We know that deploying PageOneX on your own server or in Heroku is not an easy task. Before we deploy it in its final destination, pageonex.com, we want to hear from you
- Second time I run the app I get: “An error occured while installing factory_girl (3.0.0), and Bundler cannot continue.”
- Listing of all the front pages images in display view. Fixed. Just commited.
- Sometimes the scraper fails. Limitation of dates? For example: October 2011 fails…. fixed. Line 0 of lib/scraper.rb remove the 0, it was causing problems for months 10, 11 and 12.
- Add the limit date for kiosko when creating a thread. Is it different for dif newspapers? I think so. It would be great to hae a messsage like: “x images from x newspapers have not been found.” We should build and scraper (for future updates) to detect when a newspaper got in kiosko.net)
- Edit: thread features (see highlighted areas in the coding view once you come back from display). Which thing will not be edtitable? Dates and media could not be changed, so the scraper doesn’t run again.
- adding the “nothing to be coded” button + display images that are coded different from the ones that are not coded. https://github.com/numeroteca/pageonex/issues/12 In the coding view, once you press the buton it will appear a div with “this image has been coded” and the image will me with opacity 0.6.

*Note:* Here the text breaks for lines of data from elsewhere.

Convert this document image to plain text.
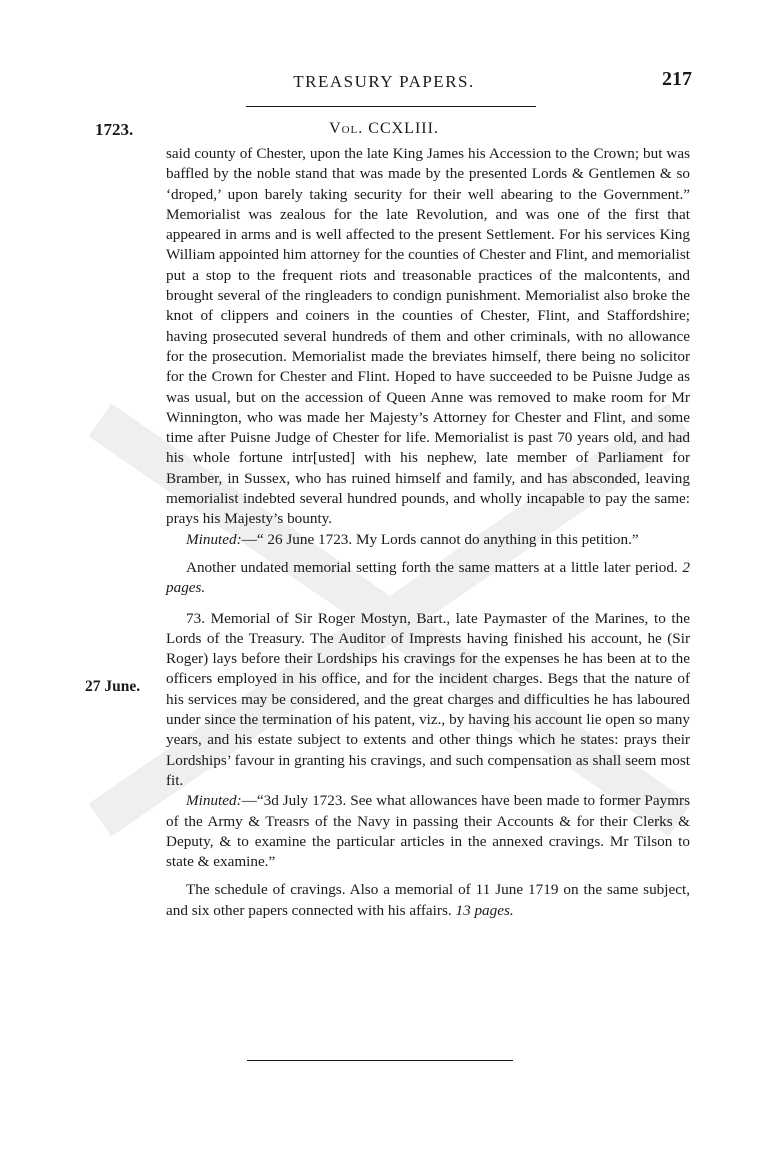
TREASURY PAPERS.	217
1723.	Vol. CCXLIII.
27 June.

said county of Chester, upon the late King James his Accession to the Crown; but was baffled by the noble stand that was made by the presented Lords & Gentlemen & so ‘droped,’ upon barely taking security for their well abearing to the Government.” Memorialist was zealous for the late Revolution, and was one of the first that appeared in arms and is well affected to the present Settlement. For his services King William appointed him attorney for the counties of Chester and Flint, and memorialist put a stop to the frequent riots and treasonable practices of the malcontents, and brought several of the ringleaders to condign punishment. Memorialist also broke the knot of clippers and coiners in the counties of Chester, Flint, and Staffordshire; having prosecuted several hundreds of them and other criminals, with no allowance for the prosecution. Memorialist made the breviates himself, there being no solicitor for the Crown for Chester and Flint. Hoped to have succeeded to be Puisne Judge as was usual, but on the accession of Queen Anne was removed to make room for Mr Winnington, who was made her Majesty’s Attorney for Chester and Flint, and some time after Puisne Judge of Chester for life. Memorialist is past 70 years old, and had his whole fortune intr[usted] with his nephew, late member of Parliament for Bramber, in Sussex, who has ruined himself and family, and has absconded, leaving memorialist indebted several hundred pounds, and wholly incapable to pay the same: prays his Majesty’s bounty.

Minuted:—“ 26 June 1723. My Lords cannot do anything in this petition.”

Another undated memorial setting forth the same matters at a little later period. 2 pages.

73. Memorial of Sir Roger Mostyn, Bart., late Paymaster of the Marines, to the Lords of the Treasury. The Auditor of Imprests having finished his account, he (Sir Roger) lays before their Lordships his cravings for the expenses he has been at to the officers employed in his office, and for the incident charges. Begs that the nature of his services may be considered, and the great charges and difficulties he has laboured under since the termination of his patent, viz., by having his account lie open so many years, and his estate subject to extents and other things which he states: prays their Lordships’ favour in granting his cravings, and such compensation as shall seem most fit.

Minuted:—“3d July 1723. See what allowances have been made to former Paymrs of the Army & Treasrs of the Navy in passing their Accounts & for their Clerks & Deputy, & to examine the particular articles in the annexed cravings. Mr Tilson to state & examine.”

The schedule of cravings. Also a memorial of 11 June 1719 on the same subject, and six other papers connected with his affairs. 13 pages.
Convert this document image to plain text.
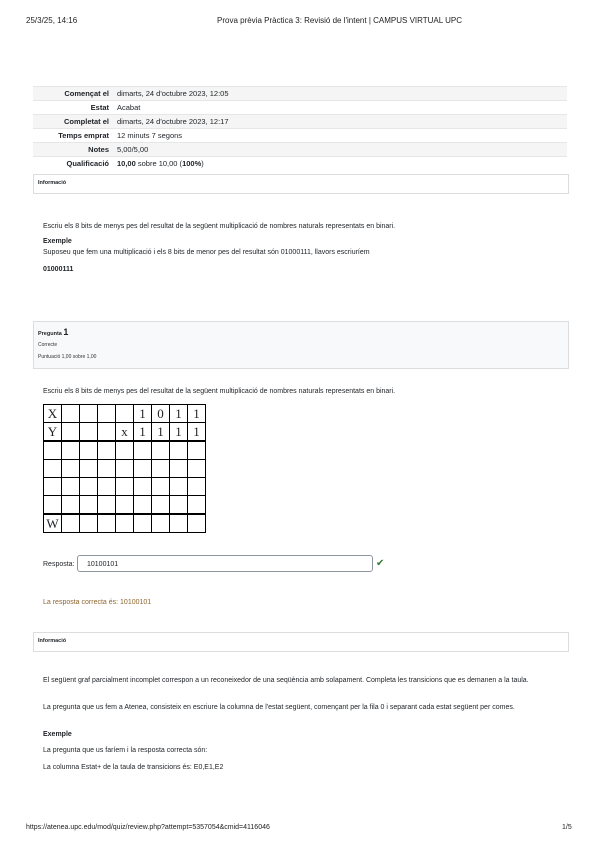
25/3/25, 14:16	Prova prèvia Pràctica 3: Revisió de l'intent | CAMPUS VIRTUAL UPC
Començat el	dimarts, 24 d'octubre 2023, 12:05
Estat	Acabat
Completat el	dimarts, 24 d'octubre 2023, 12:17
Temps emprat	12 minuts 7 segons
Notes	5,00/5,00
Qualificació	10,00 sobre 10,00 (100%)
Informació
Escriu els 8 bits de menys pes del resultat de la següent multiplicació de nombres naturals representats en binari.
Exemple
Suposeu que fem una multiplicació i els 8 bits de menor pes del resultat són 01000111, llavors escriuríem
01000111
Pregunta 1
Correcte
Puntuació 1,00 sobre 1,00
Escriu els 8 bits de menys pes del resultat de la següent multiplicació de nombres naturals representats en binari.
X					1	0	1	1
Y				x	1	1	1	1

W								
Resposta:	10100101	✔
La resposta correcta és: 10100101
Informació
El següent graf parcialment incomplet correspon a un reconeixedor de una seqüència amb solapament. Completa les transicions que es demanen a la taula.
La pregunta que us fem a Atenea, consisteix en escriure la columna de l'estat següent, començant per la fila 0 i separant cada estat següent per comes.
Exemple
La pregunta que us faríem i la resposta correcta són:
La columna Estat+ de la taula de transicions és: E0,E1,E2
https://atenea.upc.edu/mod/quiz/review.php?attempt=5357054&cmid=4116046	1/5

- Edit: be able to view and edit areas. https://github.com/numeroteca/pageonex/issues/7
- Data associated with image: Show real name, not url name, of newspaper. + Real links to source of image, newspaper website (we might need to re-run the https://gist.github.com/2970558 and add the url of the newspaper), date (mmm. where this would link to?) https://github.com/numeroteca/pageonex/issues/33
- Question: when coding large ammount of images, it is difficult to know where we are? which order the newspaper would appear? Order by date and not by newspaper? Let’s try to order by date.
- Newspaper by row https://github.com/numeroteca/pageonex/issues/31 Newspaper name in the first column.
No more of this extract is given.